Indian politician (born 1987)

Iltija Mehbooba Mufti is an Indian politician from Jammu and Kashmir and the daughter of Mehbooba Mufti, the former chief minister of Jammu and Kashmir. She is the grand-daughter of Mufti Mohammad Sayeed, the founder of the Jammu and Kashmir People’s Democratic Party (PDP) who twice served as the Chief Minister of Jammu and Kashmir.

== Political career ==

Iltija stepped into the spotlight when her mother, Mehbooba Mufti, was detained in 2019 following the abrogation of Article 370 of the Constitution of India. During this time, Iltija managed her mother’s social media and spoke publicly about the situation in Kashmir, challenging the central government’s actions and highlighting human rights issues in the region.

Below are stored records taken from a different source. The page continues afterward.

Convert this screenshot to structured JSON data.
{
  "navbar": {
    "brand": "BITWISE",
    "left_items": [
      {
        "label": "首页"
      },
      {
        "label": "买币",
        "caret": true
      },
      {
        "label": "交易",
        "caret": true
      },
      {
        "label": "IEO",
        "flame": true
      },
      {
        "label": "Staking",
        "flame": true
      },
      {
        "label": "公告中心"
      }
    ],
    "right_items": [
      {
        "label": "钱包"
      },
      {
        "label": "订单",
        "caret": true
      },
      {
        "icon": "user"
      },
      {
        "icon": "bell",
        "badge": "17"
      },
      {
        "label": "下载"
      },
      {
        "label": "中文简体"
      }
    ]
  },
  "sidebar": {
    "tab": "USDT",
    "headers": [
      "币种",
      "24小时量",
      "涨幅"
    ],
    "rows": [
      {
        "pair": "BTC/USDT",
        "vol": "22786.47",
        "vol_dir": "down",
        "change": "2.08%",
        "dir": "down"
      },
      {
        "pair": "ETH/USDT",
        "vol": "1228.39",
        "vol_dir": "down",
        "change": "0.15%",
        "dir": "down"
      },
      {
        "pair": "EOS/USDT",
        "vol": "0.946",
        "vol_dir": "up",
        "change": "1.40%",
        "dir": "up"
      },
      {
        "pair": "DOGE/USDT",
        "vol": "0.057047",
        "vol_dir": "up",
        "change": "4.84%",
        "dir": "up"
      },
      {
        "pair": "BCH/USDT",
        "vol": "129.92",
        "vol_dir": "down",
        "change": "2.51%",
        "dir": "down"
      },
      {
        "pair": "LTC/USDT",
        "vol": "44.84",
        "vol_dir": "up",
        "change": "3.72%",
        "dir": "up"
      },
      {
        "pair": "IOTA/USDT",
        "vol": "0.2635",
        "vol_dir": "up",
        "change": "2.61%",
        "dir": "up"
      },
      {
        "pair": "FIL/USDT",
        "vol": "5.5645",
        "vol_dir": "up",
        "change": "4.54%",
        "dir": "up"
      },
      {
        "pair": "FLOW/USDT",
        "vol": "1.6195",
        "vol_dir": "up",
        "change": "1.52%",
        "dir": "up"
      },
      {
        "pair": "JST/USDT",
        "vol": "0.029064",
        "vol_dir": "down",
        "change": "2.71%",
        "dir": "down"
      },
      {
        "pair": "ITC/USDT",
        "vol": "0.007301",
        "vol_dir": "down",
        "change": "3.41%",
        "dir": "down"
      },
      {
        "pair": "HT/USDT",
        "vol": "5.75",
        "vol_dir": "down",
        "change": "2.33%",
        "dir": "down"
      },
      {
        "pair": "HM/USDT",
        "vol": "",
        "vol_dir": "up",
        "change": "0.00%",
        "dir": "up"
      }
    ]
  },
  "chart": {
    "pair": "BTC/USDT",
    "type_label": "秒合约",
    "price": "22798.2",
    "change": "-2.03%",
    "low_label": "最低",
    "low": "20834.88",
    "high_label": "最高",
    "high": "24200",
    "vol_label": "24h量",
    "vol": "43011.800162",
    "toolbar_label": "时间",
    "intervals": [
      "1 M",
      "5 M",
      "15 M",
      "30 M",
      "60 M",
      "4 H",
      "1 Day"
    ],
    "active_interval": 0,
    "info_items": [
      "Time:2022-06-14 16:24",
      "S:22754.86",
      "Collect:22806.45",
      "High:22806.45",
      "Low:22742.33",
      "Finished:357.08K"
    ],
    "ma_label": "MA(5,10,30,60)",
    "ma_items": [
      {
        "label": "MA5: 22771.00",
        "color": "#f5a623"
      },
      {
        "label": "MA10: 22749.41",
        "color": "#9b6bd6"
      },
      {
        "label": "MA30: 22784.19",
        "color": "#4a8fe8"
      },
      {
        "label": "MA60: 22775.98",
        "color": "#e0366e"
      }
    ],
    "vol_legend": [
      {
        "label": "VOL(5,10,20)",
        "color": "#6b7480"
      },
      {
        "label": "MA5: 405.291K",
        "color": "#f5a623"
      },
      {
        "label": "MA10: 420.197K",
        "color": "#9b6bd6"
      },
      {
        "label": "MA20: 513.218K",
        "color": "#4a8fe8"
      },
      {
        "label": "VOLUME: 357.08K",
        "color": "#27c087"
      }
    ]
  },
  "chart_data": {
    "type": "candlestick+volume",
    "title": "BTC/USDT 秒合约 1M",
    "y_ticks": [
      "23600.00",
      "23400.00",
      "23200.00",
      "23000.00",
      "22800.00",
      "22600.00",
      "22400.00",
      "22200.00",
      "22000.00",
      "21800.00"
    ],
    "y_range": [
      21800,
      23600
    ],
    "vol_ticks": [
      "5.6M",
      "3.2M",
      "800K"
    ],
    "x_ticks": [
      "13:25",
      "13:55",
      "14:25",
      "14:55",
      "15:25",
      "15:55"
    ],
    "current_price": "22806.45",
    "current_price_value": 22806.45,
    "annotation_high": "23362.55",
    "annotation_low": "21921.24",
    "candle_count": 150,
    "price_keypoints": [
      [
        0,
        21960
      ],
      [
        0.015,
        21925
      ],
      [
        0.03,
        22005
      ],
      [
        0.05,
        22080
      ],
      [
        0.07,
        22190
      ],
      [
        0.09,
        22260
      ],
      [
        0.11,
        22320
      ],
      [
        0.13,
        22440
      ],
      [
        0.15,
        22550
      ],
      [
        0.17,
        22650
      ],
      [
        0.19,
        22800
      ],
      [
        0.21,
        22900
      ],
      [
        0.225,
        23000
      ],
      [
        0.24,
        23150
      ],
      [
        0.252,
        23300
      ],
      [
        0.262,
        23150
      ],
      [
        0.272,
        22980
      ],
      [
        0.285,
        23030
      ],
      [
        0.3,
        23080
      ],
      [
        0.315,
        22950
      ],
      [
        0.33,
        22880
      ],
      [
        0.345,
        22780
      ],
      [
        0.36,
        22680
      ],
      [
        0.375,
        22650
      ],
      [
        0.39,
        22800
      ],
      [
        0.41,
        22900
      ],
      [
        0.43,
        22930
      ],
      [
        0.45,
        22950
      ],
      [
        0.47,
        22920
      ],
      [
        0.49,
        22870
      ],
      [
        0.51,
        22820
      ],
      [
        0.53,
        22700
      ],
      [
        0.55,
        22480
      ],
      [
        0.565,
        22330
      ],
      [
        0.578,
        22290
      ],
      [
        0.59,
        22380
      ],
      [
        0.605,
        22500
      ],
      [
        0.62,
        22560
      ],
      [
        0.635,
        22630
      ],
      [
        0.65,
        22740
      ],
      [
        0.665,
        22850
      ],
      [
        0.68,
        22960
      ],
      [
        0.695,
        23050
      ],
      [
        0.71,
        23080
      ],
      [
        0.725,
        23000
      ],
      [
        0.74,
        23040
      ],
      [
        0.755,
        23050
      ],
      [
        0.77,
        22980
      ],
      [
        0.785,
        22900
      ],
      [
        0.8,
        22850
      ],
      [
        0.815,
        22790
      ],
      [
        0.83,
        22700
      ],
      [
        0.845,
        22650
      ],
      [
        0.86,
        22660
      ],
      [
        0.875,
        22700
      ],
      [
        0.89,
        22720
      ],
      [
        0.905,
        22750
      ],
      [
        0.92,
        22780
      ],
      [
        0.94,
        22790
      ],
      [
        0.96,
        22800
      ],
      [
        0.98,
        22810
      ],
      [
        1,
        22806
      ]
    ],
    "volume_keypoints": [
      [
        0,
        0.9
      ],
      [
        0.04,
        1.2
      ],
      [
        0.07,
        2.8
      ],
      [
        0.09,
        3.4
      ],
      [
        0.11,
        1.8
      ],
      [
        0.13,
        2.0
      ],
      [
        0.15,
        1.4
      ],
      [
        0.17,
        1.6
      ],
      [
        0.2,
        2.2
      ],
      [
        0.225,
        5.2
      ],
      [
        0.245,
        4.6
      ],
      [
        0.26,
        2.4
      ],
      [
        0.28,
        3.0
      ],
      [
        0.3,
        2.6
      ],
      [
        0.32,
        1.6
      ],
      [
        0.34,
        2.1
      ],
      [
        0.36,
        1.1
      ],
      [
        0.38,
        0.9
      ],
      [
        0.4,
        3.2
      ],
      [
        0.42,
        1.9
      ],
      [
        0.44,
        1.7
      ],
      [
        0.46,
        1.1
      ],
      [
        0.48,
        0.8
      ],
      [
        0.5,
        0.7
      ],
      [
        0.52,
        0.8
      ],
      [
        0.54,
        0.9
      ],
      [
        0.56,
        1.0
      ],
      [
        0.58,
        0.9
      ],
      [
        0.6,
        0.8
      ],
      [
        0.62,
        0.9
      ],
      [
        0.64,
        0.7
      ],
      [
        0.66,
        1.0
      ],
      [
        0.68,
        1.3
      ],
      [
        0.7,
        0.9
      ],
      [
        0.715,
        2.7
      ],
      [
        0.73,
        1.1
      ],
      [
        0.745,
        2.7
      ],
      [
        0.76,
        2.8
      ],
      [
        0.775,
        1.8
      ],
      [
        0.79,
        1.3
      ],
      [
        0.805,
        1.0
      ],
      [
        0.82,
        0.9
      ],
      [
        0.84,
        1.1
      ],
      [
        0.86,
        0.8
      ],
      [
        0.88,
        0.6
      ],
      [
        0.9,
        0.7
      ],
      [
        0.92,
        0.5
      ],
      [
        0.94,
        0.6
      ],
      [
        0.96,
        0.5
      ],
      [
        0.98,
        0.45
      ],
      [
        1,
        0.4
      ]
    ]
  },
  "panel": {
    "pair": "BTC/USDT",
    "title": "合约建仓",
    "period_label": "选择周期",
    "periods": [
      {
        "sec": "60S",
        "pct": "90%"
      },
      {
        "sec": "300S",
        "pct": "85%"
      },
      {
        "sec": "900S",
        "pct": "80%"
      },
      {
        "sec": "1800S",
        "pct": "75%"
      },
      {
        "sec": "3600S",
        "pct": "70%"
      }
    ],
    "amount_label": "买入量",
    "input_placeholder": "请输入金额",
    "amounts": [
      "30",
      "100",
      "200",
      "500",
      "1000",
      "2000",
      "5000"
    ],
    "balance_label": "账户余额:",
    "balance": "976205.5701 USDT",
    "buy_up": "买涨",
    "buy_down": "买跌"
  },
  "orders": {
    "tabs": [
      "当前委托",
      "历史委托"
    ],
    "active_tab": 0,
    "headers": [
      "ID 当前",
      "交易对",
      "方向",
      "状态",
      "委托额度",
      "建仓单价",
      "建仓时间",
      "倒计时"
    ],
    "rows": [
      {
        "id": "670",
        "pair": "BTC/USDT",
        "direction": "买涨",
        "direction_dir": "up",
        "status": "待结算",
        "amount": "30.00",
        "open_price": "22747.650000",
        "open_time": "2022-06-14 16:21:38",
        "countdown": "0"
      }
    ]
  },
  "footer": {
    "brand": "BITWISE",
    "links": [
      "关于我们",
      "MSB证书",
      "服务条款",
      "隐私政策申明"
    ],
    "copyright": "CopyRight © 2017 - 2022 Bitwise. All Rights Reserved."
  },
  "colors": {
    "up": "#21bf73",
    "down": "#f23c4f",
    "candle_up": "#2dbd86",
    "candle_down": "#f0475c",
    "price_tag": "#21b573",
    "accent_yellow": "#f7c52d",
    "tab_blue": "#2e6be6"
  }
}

She Lost The 2024 Legislative Assembly Election on her home seat Bijbehara thus marking PDP’s first loss at home after 22 years.

== Political views and advocacy ==
Iltija has consistently raised her voice against what she perceives as injustices in the region. In 2024 she had made comments about the potential role of the PDP as a ‘kingmaker’ in the upcoming assembly polls, which sparked some hope in the party's supporters, but the 2024 Jammu and Kashmir Legislative Assembly election results proved otherwise as her party Jammu and Kashmir People's Democratic Party won 3 seats, with Mufti herself losing her Bijbehara seat to the Jammu & Kashmir National Conference candidate Bashir Ahmad Shah Veeri by almost 10 thousand votes.